Spezielle Samengärten (Samenplantagen) von Forstpflanzen dienen der Baumschulwirtschaft zur Deckung des Saatgutbedarfs. Die Hauptaufgaben der Samengärten ist es, bedrohte Populationen zu bewahren und forstwirtschaftlich wertvolles Saatgut bereitzustellen. In Bayern gibt es derzeit 51 Samengärten auf einer Gesamtfläche von 90 Hektar, zumeist angelegt für spezielle Herkünfte von Bäumen und auch Sträuchern. Damit ist ihr Anteil ausgesprochen gering, liegt der Schwerpunkt der Saatgutgewinnung im Freistaat doch in der Beerntung von 5.800 zugelassenen Erntebeständen mit rund 75.000 Hektar Fläche. Andere, insbesondere nordeuropäische Staaten, gewinnen das Saatgut ihrer Hauptbaumarten dagegen fast ausschließlich aus Samengärten (Finnland > 2.000 ha).An eine derartige Entwicklung ist in Bayern derzeit nicht gedacht.
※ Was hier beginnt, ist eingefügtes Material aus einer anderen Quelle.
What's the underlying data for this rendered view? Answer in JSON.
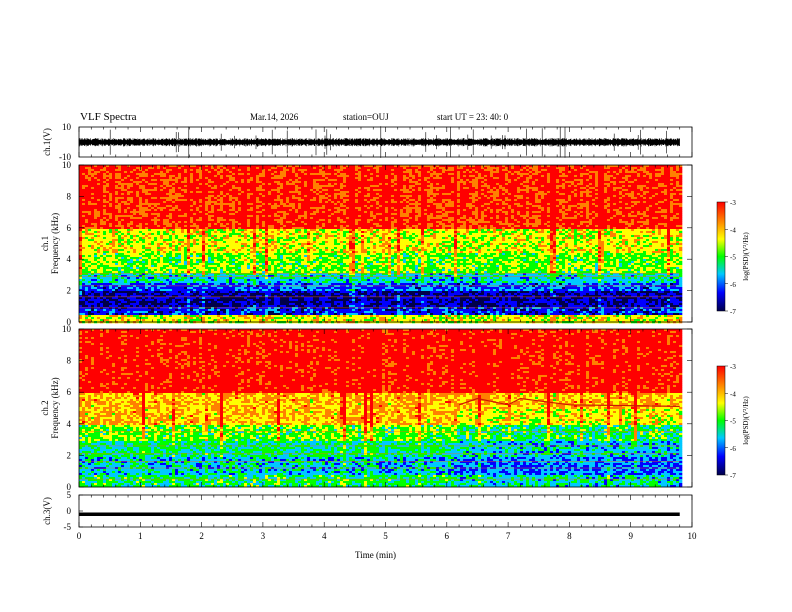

Schon vor rund 230 Jahren wollte Friedrich August Ludwig von Burgsdorf, Direktor der Forstakademie in Berlin, den Samenertrag der Waldbäume durch vegetative Vermehrung beschleunigen. In seinem 1787 erschienenen Buch "Die einheimischen und fremden Eichenarten" schreibt er:
"...Die Methoden, nach welchen zur Folge der Erfahrung in wenigen, höchstens 16 Jahren Samen-Eichen gezogen werden können, bestehen: im Pfropfen, im Copulieren und im Ablegen. Alle diese Mittel hindern den Holzwuchs, befördern folglich die baldige Fruchtbringung, wovon die Obstbäume zum Beispiel dienen...".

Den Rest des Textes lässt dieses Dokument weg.